April 8 (Bloomberg) -- National Bank of Greece SA, the country’s biggest lender, and Eurobank Ergasias SA both lost as much as a record 30 percent of their value in Athens trading after their plan for a merger was put on hold.
Eurobank fell 17 percent to 13 euro cents at 12:03 p.m. local time, the lowest since April 1999, while National Bank declined 30 percent to 36 cents, the most since September 1992. Alpha Bank SA fell 7 percent and Piraeus Bank SA dropped 11 percent.
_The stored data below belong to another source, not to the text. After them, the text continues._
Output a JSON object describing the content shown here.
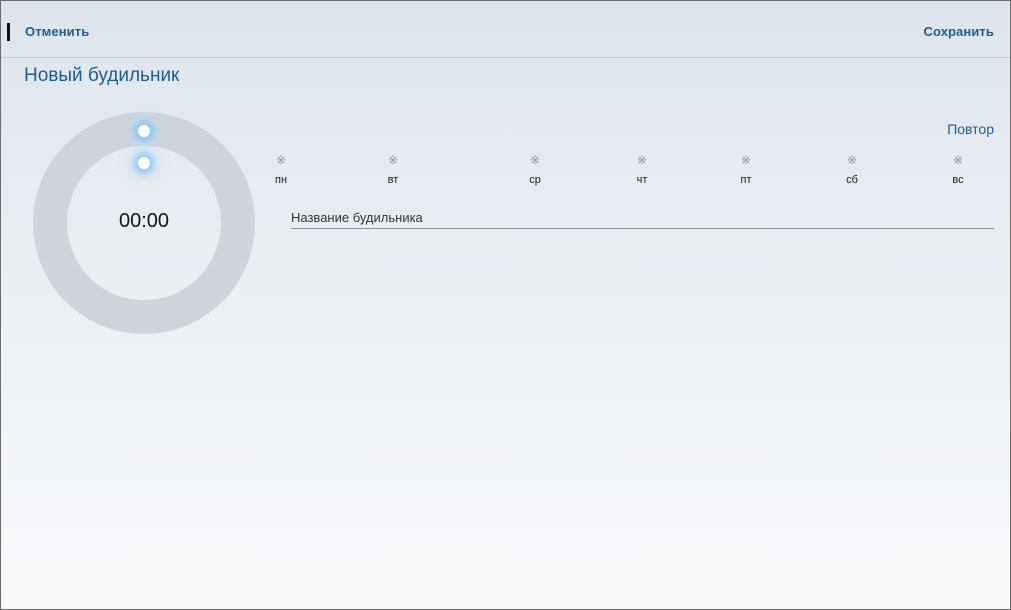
{
  "header": {
    "cancel_label": "Отменить",
    "save_label": "Сохранить"
  },
  "title": "Новый будильник",
  "dial": {
    "time": "00:00"
  },
  "repeat": {
    "label": "Повтор",
    "days": [
      {
        "label": "пн",
        "icon": "day-dot-icon"
      },
      {
        "label": "вт",
        "icon": "day-dot-icon"
      },
      {
        "label": "ср",
        "icon": "day-dot-icon"
      },
      {
        "label": "чт",
        "icon": "day-dot-icon"
      },
      {
        "label": "пт",
        "icon": "day-dot-icon"
      },
      {
        "label": "сб",
        "icon": "day-dot-icon"
      },
      {
        "label": "вс",
        "icon": "day-dot-icon"
      }
    ]
  },
  "alarm_name": {
    "placeholder": "Название будильника",
    "value": ""
  },
  "colors": {
    "accent": "#1b5d97",
    "dial_ring": "#cfd5db",
    "knob_glow": "#82c8fa"
  }
}
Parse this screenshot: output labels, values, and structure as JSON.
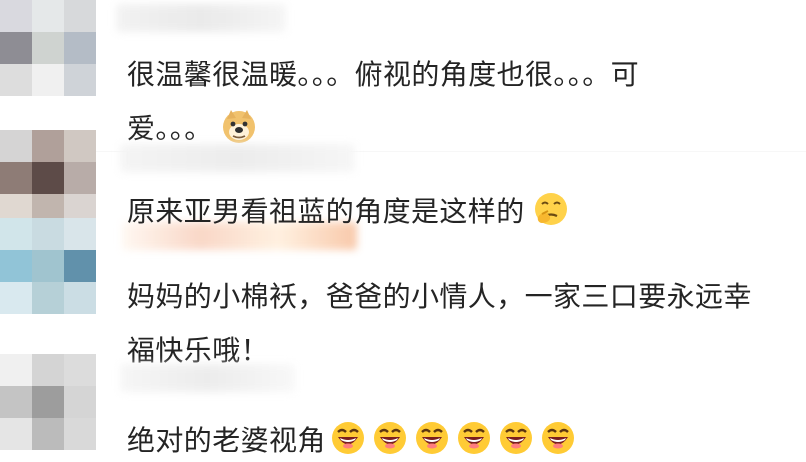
{
  "comments": [
    {
      "text_line1": "很温馨很温暖。。。俯视的角度也很。。。可",
      "text_line2": "爱。。。",
      "emoji": "doge-icon"
    },
    {
      "text": "原来亚男看祖蓝的角度是这样的",
      "emoji": "thinking-face-icon"
    },
    {
      "text_line1": "妈妈的小棉袄，爸爸的小情人，一家三口要永远幸",
      "text_line2": "福快乐哦！"
    },
    {
      "text": "绝对的老婆视角",
      "emoji": "laughing-face-icon",
      "emoji_count": 6
    }
  ]
}
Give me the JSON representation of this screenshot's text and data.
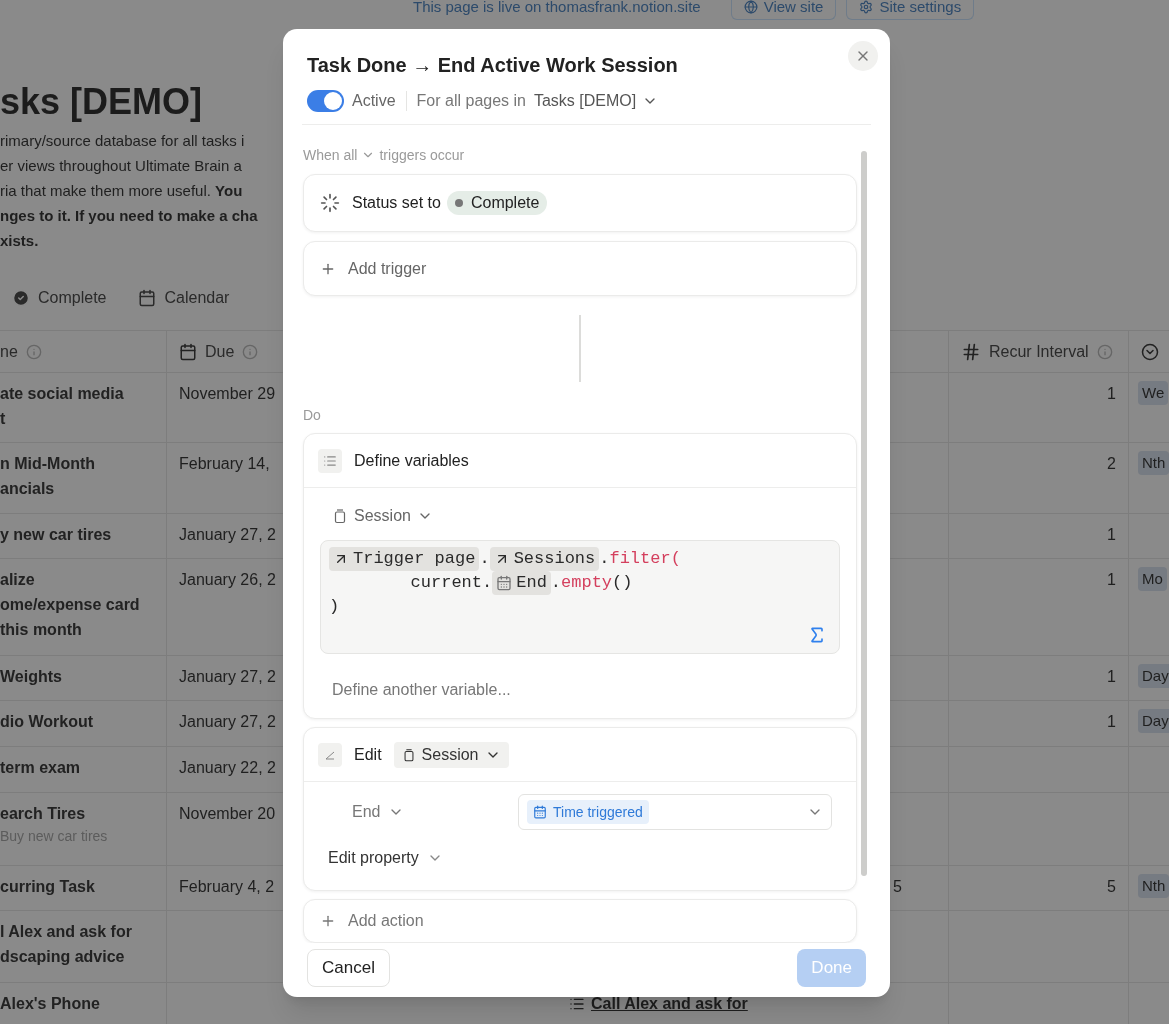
{
  "top_bar": {
    "notice": "This page is live on thomasfrank.notion.site",
    "buttons": [
      "View site",
      "Site settings"
    ]
  },
  "page": {
    "title": "sks [DEMO]",
    "description": [
      "rimary/source database for all tasks i",
      "er views throughout Ultimate Brain a",
      "ria that make them more useful. **You**",
      "**nges to it. If you need to make a cha**",
      "**xists.**"
    ]
  },
  "views": [
    {
      "label": "Complete"
    },
    {
      "label": "Calendar"
    }
  ],
  "table": {
    "columns": [
      {
        "kind": "title",
        "label": "ne",
        "info": true
      },
      {
        "kind": "date",
        "label": "Due",
        "info": true
      },
      {
        "kind": "number",
        "label": "Recur Interval",
        "info": true
      },
      {
        "kind": "select"
      }
    ],
    "rows": [
      {
        "name": "ate social media\nt",
        "due": "November 29",
        "recur_interval": "1",
        "recur_type": "We"
      },
      {
        "name": "n Mid-Month\nancials",
        "due": "February 14,",
        "recur_interval": "2",
        "recur_type": "Nth"
      },
      {
        "name": "y new car tires",
        "due": "January 27, 2",
        "recur_interval": "1"
      },
      {
        "name": "alize\nome/expense card\nthis month",
        "due": "January 26, 2",
        "recur_interval": "1",
        "recur_type": "Mo"
      },
      {
        "name": "Weights",
        "due": "January 27, 2",
        "recur_interval": "1",
        "recur_type": "Day"
      },
      {
        "name": "dio Workout",
        "due": "January 27, 2",
        "recur_interval": "1",
        "recur_type": "Day"
      },
      {
        "name": "term exam",
        "due": "January 22, 2"
      },
      {
        "name": "earch Tires",
        "subtitle": "Buy new car tires",
        "due": "November 20"
      },
      {
        "name": "curring Task",
        "due": "February 4, 2",
        "value": "5",
        "recur_interval": "5",
        "recur_type": "Nth"
      },
      {
        "name": "l Alex and ask for\ndscaping advice"
      },
      {
        "name": "Alex's Phone",
        "relation": "Call Alex and ask for"
      }
    ]
  },
  "modal": {
    "title": "Task Done → End Active Work Session",
    "active": {
      "on": true,
      "label": "Active"
    },
    "scope_label": "For all pages in",
    "scope_db": "Tasks [DEMO]",
    "when": {
      "mode": "When all",
      "suffix": "triggers occur"
    },
    "triggers": [
      {
        "kind": "status",
        "label": "Status set to",
        "value": "Complete"
      },
      {
        "kind": "add",
        "label": "Add trigger"
      }
    ],
    "do_label": "Do",
    "actions": [
      {
        "kind": "define",
        "title": "Define variables",
        "variable": "Session",
        "formula": [
          [
            {
              "kind": "relation",
              "text": "Trigger page"
            },
            {
              "kind": "plain",
              "text": "."
            },
            {
              "kind": "relation",
              "text": "Sessions"
            },
            {
              "kind": "plain",
              "text": "."
            },
            {
              "kind": "fn",
              "text": "filter("
            }
          ],
          [
            {
              "kind": "plain",
              "text": "        current."
            },
            {
              "kind": "date",
              "text": "End"
            },
            {
              "kind": "plain",
              "text": "."
            },
            {
              "kind": "fn",
              "text": "empty"
            },
            {
              "kind": "plain",
              "text": "()"
            }
          ],
          [
            {
              "kind": "plain",
              "text": ")"
            }
          ]
        ],
        "add_label": "Define another variable..."
      },
      {
        "kind": "edit",
        "title": "Edit",
        "target": "Session",
        "property": "End",
        "value": "Time triggered",
        "add_label": "Edit property"
      },
      {
        "kind": "add",
        "title": "Add action"
      }
    ],
    "cancel": "Cancel",
    "done": {
      "label": "Done",
      "disabled": true
    }
  }
}
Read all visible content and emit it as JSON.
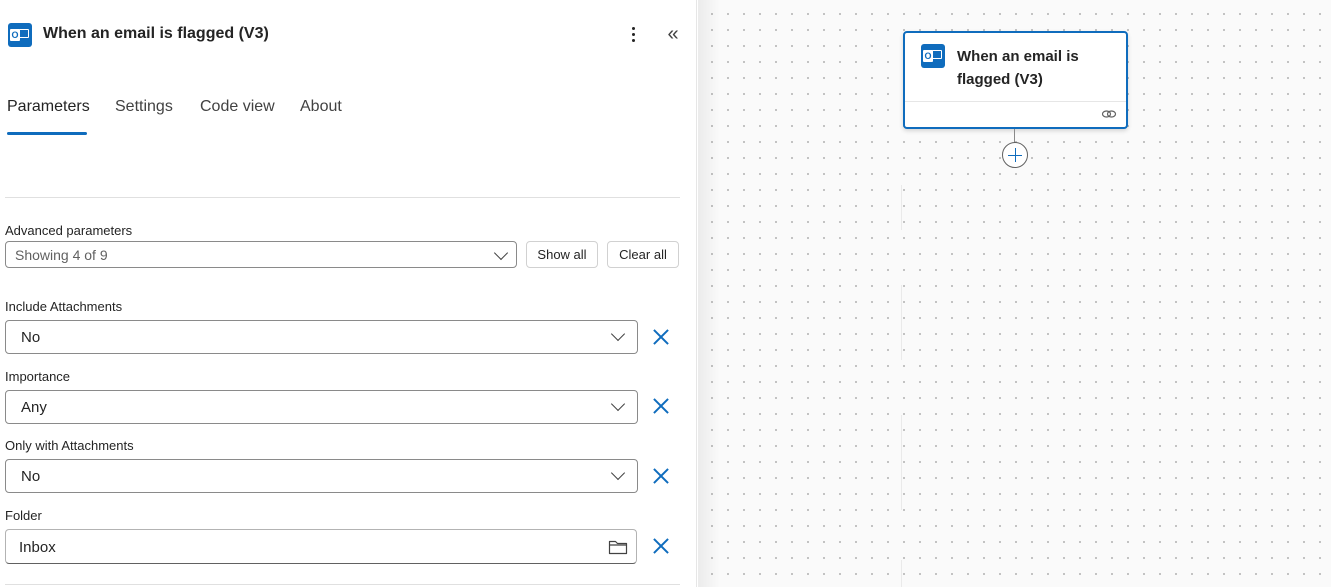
{
  "panel": {
    "title": "When an email is flagged (V3)",
    "tabs": [
      {
        "label": "Parameters",
        "active": true
      },
      {
        "label": "Settings",
        "active": false
      },
      {
        "label": "Code view",
        "active": false
      },
      {
        "label": "About",
        "active": false
      }
    ],
    "advanced": {
      "label": "Advanced parameters",
      "value": "Showing 4 of 9",
      "show_all": "Show all",
      "clear_all": "Clear all"
    },
    "fields": [
      {
        "label": "Include Attachments",
        "value": "No"
      },
      {
        "label": "Importance",
        "value": "Any"
      },
      {
        "label": "Only with Attachments",
        "value": "No"
      },
      {
        "label": "Folder",
        "value": "Inbox"
      }
    ]
  },
  "canvas": {
    "node": {
      "title": "When an email is flagged (V3)"
    }
  },
  "colors": {
    "accent": "#0f6cbd"
  }
}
National Bank and Eurobank will be recapitalized separately, meaning their plan to merge has been halted, according to separate company statements on the website of the Athens Stock Exchange today. Both said they will hold shareholder meetings tomorrow to decide on capital increases.
Greece’s four biggest lenders need to raise 27.5 billion euros ($35.8 billion) after suffering losses in the country’s sovereign-debt restructuring last year. National Bank and Eurobank need a total of 15.6 billion euros, according to a Bank of Greece report released in December. The banks need to secure 10 percent of the common equity from private investors, with the Hellenic Financial Stability Fund providing the remainder.
“We estimate that there will be inability to gather 10 percent private-sector participation, so this is the basic assumption,” Konstantinos Manolopoulos, an analyst at Investment Bank of Greece, said by telephone today. “It will make no sense to invest in these two banks as investors will suffer dilution without the upside potential of warrants.”
The country’s stability fund, or HFSF, may prepare to recapitalize both banks if they are not able to raise set funds from the private sector, an official from the country’s finance ministry said yesterday. The HFSF will determine whether the merger will continue if it becomes the main shareholder in the two banks, the official said.